With the start of the Second World War the company had an increase in aircraft production and by April 1940 Fillingham was test flying 150 de Havilland Tiger Moth biplane trainers a month. By September 1942 he was the chief production test pilot flying new de Havilland Mosquito twin-engine light bombers. In 1943 he went to the de Havilland subsidiaries in Toronto and Sydney to advise them how to test fly the Mosquito, during his stay in Canada he demonstrated the Mosquito at a number of Canadian air bases and also to the United States Army Air Force. With production of the Mosquito in England increased to a five a day Fillingham flew a record 2,200 flights in the Mosquito. As well as the Mosquito he also flew the twin-engined De Havilland Hornet, at the time the fastest propeller aircraft in the world.

==Peacetime test pilot==
With the end of the war Fillingham still had plenty to do as de Havilland produced the Dove and Heron commercial transports.

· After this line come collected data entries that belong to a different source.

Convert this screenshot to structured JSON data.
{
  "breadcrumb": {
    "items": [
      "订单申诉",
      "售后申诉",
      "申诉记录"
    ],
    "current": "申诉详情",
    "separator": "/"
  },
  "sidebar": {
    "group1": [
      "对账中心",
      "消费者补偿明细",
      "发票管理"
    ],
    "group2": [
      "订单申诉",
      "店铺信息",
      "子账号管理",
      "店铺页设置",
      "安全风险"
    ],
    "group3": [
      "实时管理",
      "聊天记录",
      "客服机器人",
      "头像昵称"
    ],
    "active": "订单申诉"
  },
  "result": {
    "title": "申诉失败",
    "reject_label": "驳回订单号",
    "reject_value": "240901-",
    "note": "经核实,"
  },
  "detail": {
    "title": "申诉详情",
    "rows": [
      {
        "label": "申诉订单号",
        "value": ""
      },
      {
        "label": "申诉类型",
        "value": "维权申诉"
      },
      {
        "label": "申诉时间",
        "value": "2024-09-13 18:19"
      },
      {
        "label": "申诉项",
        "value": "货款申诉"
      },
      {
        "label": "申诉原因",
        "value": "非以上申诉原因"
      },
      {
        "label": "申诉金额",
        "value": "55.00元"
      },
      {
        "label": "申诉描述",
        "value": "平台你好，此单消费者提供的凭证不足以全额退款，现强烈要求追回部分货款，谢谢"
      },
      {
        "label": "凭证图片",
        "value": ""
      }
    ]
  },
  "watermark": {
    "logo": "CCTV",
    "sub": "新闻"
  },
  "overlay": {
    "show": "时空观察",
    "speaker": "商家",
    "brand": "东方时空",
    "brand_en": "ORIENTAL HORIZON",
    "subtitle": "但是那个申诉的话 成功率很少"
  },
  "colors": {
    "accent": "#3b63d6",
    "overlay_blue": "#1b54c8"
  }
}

He flew the prototype de Havilland Canada Chipmunk in Canada in 1946. Military aircraft were still produced and as well as the Dove and Heron, Fillingham is also recorded as flying in the same month de Havilland Vampire jet fighters, de Havilland Canada Chipmunk trainers and Mosquitos.

As the company moved into the 1950s Fillingham test flew the four-engined de Havilland Comet airliner and then the three-engine de Havilland Trident airliner. In 1972 he delivered a Trident to China, the first western jet to be imported. By 1975 De Havilland had become Hawker Siddeley Aviation and Fillingham was Deputy Chief Test Pilot when he decided to retire. His last few flying years for Hawker Siddeley he flew the Hawker Siddeley HS.125 as well as display flying the then last flying Mosquito. Fillingham had 11,450 hours on 120 different aircraft types during his career. In 1970 he was awarded a Queen's Commendation for Valuable Service in the Air.

==Family life and leisure==
Fillingham had married Sonja Couper in 1952 and they had a daughter and a son. As well as his duties as a test pilot Fillingham also flew in air races winning the Goodyear Trophy in 1952 and the King's Cup in 1953 flying a de Havilland Canada Chipmunk. Fillingham owned a number of vintage motor cars and took part in three Monte Carlo Rallies. Fillingham died on 17 July 2003 aged 89.